In der folgenden Diskussion brachten die Teilnehmer:innen Ideen ein, welche Bedingungen für den Einsatz eines solchen Tools in der Verwaltung erfüllt sein müssten. Konkret ging es um Kompetenzen, Prozessorganisation und -begleitung. Als besonders wichtig wurde erachtet, dass viele Verwaltungsmitarbeiter:innen ein technisches Grundverständnis haben, damit sie bestehende Kompetenzen an relevanter Stelle einbringen können (z. B. durch Gleichstellungsbeauftragte), aber auch ihre Grenzen anzuerkennen, etwa bei Datenschutzbeauftragten. Darüber hinaus sprach sich die Gruppe zwar für eine koordinierte Prozessbegleitung aus, sah die Verantwortung dafür aber vor allem auf interner Ebene vor.
Taskforce für die Unterstützung der Verwaltung
In einer Abschlussdiskussion sprachen sich die Teilnehmer:innen dafür aus, Spielräume in der Verwaltung zu nutzen.

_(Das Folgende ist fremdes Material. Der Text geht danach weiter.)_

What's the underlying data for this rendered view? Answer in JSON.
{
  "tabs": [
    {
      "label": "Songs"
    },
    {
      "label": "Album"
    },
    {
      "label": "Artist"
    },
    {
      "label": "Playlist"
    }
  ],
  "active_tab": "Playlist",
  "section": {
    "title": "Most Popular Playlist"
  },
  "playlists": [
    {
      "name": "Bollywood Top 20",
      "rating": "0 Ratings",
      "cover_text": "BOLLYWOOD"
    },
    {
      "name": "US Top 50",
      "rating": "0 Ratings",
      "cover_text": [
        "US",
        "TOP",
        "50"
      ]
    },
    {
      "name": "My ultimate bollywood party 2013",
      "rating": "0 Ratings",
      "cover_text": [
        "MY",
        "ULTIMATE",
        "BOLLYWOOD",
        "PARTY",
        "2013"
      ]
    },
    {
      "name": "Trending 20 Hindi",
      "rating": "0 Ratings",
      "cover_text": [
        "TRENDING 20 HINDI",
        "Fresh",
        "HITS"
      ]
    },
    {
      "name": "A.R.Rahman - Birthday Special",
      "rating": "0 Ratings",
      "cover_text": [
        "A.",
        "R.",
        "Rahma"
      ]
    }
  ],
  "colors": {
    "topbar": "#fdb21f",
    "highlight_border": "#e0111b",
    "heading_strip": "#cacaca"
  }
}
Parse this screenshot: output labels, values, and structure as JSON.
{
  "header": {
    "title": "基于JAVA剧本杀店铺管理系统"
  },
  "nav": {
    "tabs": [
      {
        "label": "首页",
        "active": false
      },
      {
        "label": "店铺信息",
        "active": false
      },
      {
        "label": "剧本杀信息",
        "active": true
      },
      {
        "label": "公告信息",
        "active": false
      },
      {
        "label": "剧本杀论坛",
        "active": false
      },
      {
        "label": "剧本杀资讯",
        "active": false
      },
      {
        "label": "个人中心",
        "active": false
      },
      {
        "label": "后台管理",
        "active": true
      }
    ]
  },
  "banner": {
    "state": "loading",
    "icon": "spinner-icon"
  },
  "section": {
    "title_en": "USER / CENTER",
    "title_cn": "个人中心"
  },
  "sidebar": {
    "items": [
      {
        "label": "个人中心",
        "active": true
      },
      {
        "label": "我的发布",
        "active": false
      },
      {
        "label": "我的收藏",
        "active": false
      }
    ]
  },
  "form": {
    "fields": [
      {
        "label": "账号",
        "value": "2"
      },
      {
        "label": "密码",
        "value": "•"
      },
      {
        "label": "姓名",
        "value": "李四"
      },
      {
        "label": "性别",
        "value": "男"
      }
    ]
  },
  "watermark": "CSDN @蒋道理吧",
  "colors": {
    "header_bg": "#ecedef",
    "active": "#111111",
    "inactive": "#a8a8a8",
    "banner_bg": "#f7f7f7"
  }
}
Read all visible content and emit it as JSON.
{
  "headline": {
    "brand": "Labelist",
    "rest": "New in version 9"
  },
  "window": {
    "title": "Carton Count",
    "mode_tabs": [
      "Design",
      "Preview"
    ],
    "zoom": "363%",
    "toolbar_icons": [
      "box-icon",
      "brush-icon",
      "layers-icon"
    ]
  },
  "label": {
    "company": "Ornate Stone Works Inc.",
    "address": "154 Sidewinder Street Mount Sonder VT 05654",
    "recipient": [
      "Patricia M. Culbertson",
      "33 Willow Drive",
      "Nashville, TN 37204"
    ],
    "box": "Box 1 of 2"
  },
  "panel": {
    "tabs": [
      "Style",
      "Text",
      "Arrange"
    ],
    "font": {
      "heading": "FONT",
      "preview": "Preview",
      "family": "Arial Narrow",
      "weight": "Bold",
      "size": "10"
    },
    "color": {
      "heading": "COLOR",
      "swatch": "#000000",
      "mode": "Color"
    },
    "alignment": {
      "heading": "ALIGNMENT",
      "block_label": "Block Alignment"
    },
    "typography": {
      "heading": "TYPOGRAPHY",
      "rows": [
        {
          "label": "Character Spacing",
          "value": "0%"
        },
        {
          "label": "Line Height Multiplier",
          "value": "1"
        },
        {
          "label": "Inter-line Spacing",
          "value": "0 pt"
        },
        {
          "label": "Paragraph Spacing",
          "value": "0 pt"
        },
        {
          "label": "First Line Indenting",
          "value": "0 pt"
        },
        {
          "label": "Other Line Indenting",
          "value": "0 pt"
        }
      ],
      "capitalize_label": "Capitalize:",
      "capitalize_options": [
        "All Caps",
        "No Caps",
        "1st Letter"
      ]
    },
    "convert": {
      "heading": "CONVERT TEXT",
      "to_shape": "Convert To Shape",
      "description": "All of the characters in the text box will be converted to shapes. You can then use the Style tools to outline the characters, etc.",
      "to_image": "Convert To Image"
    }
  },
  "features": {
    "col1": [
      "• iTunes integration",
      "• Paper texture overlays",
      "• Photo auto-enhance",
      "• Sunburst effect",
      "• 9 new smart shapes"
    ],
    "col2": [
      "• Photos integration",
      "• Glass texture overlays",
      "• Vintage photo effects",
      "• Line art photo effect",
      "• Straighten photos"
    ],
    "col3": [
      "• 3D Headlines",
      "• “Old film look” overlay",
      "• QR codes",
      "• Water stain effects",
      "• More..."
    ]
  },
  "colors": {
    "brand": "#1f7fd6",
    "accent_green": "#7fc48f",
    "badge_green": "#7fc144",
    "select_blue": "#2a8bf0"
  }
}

Ein Teilnehmer sagte: „Ressourcenmangel ist nicht wirklich das Problem, sondern wie wir Ressourcen einsetzen“. Damit seien auch personelle und infrastrukturelle Ressourcen gemeint. Das weitere Stimmungsbild ergab aber, dass gerade zu Beginn Unterstützung auch durch externe Dienstleister möglich sein muss, und dass in der internen Organisation verschiedene Stellen in einer Art „Task-Force“ koordinierend beteiligt sein sollten. Konsens war zum Abschluss der Diskussion, dass, über Unterstützungstools hinaus, Strukturen für eine erfolgreiche Umsetzung entwickelt werden sollten.